A small herd of the endangered animal will be released in Kent woodlands to help restore an ancient habitat and its wildlife, conservationists have said.
Funded by players of the People’s Postcode Lottery, the £1 million project to reintroduce the animals will help secure the future of an endangered species and is aimed at helping to manage Blean Woods near Canterbury.
Their habitation will regenerate a former pine wood plantation by killing off trees thus creating a healthy mix of woodland, scrub and glades, boosting insect, bird and plant life.
The Kent woodlands will be a new home to one male and three female bison in spring 2022.
It is hoped the size of the herd will increase through natural breeding, with one calf per year the norm for each female.
The bison will come from the Netherlands or Poland, where releases have been successful and safe.
Since 1970, populations of Britain’s most important wildlife have declined at an average rate of 60% and Britain is now one of the most nature-depleted countries in the world, despite the best efforts of conservationists.
Paul Hadaway, from Kent Wildlife Trust, said: “The Wilder Blean project will prove that a wilder, nature-based solution is the right one to tackle the climate and nature crisis we now face. Using missing keystone species like bison to restore natural processes to habitats is the key to creating bio-abundance in our landscape.”

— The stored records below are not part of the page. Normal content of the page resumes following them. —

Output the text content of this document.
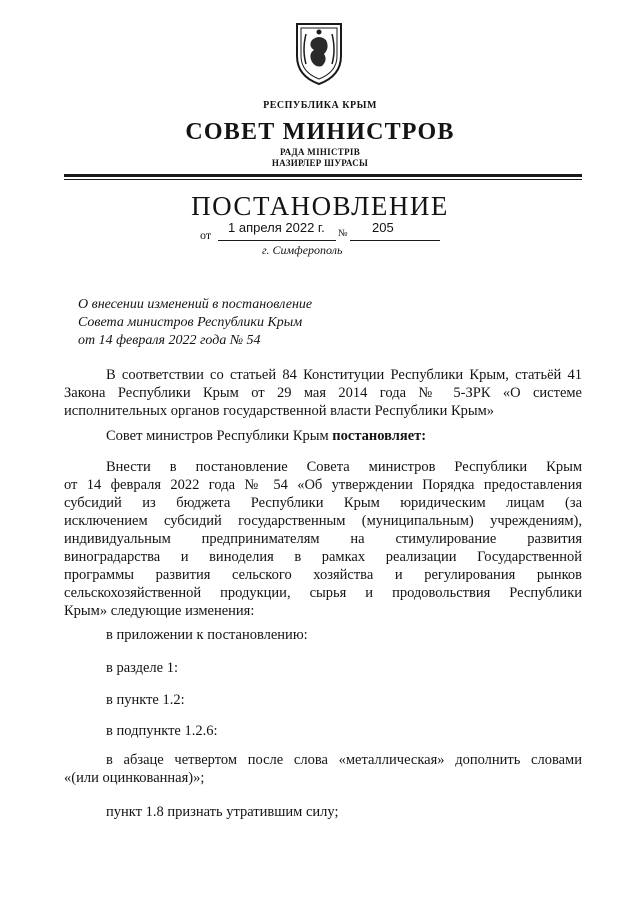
РЕСПУБЛИКА КРЫМ
СОВЕТ МИНИСТРОВ
РАДА МІНІСТРІВ
НАЗИРЛЕР ШУРАСЫ
ПОСТАНОВЛЕНИЕ
от 1 апреля 2022 г. № 205
г. Симферополь
О внесении изменений в постановление
Совета министров Республики Крым
от 14 февраля 2022 года № 54
В соответствии со статьей 84 Конституции Республики Крым, статьёй 41
Закона Республики Крым от 29 мая 2014 года № 5-ЗРК «О системе
исполнительных органов государственной власти Республики Крым»
Совет министров Республики Крым постановляет:
Внести в постановление Совета министров Республики Крым
от 14 февраля 2022 года № 54 «Об утверждении Порядка предоставления
субсидий из бюджета Республики Крым юридическим лицам (за
исключением субсидий государственным (муниципальным) учреждениям),
индивидуальным предпринимателям на стимулирование развития
виноградарства и виноделия в рамках реализации Государственной
программы развития сельского хозяйства и регулирования рынков
сельскохозяйственной продукции, сырья и продовольствия Республики
Крым» следующие изменения:
в приложении к постановлению:
в разделе 1:
в пункте 1.2:
в подпункте 1.2.6:
в абзаце четвертом после слова «металлическая» дополнить словами
«(или оцинкованная)»;
пункт 1.8 признать утратившим силу;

The European bison is the continent’s largest land mammal and adult males can weigh as much as a tonne. The species is known as an “ecosystem engineer” because of its ability to create and improve habitats for other species.
Their ability to fell trees by rubbing up against them, and eating the bark, creates space for a wide range of other species to thrive.
The bison will be accompanied by other grazing animals creating stronger habitats through natural processes that will withstand the current environmental crisis and species decline, and in the long run, reverse it.
The steppe bison is thought to have roamed the UK until about 6,000 years ago, when hunting and changes in habitat led to its global extinction.
The European bison that will be released in Kent is a descendant of this species and its closest living relative.
The project will cover 500 hectares (1,236 acres), with the bison first placed in a 150-hectare area where there are no right-of-way footpaths.
Once the bison are settled, the public will be able to visit the area with rangers and watch the animals from viewing platforms.
“The partners in the Kent project have long dreamed of restoring the true wild woodlands that have been missing from England for too long,” said Paul Whitfield, of Wildwood Trust, the native species conservation charity that will ensure the welfare of the bison.
“People will be able to experience nature in a way they haven’t before, connecting them back to the natural world around them in a deeper way.”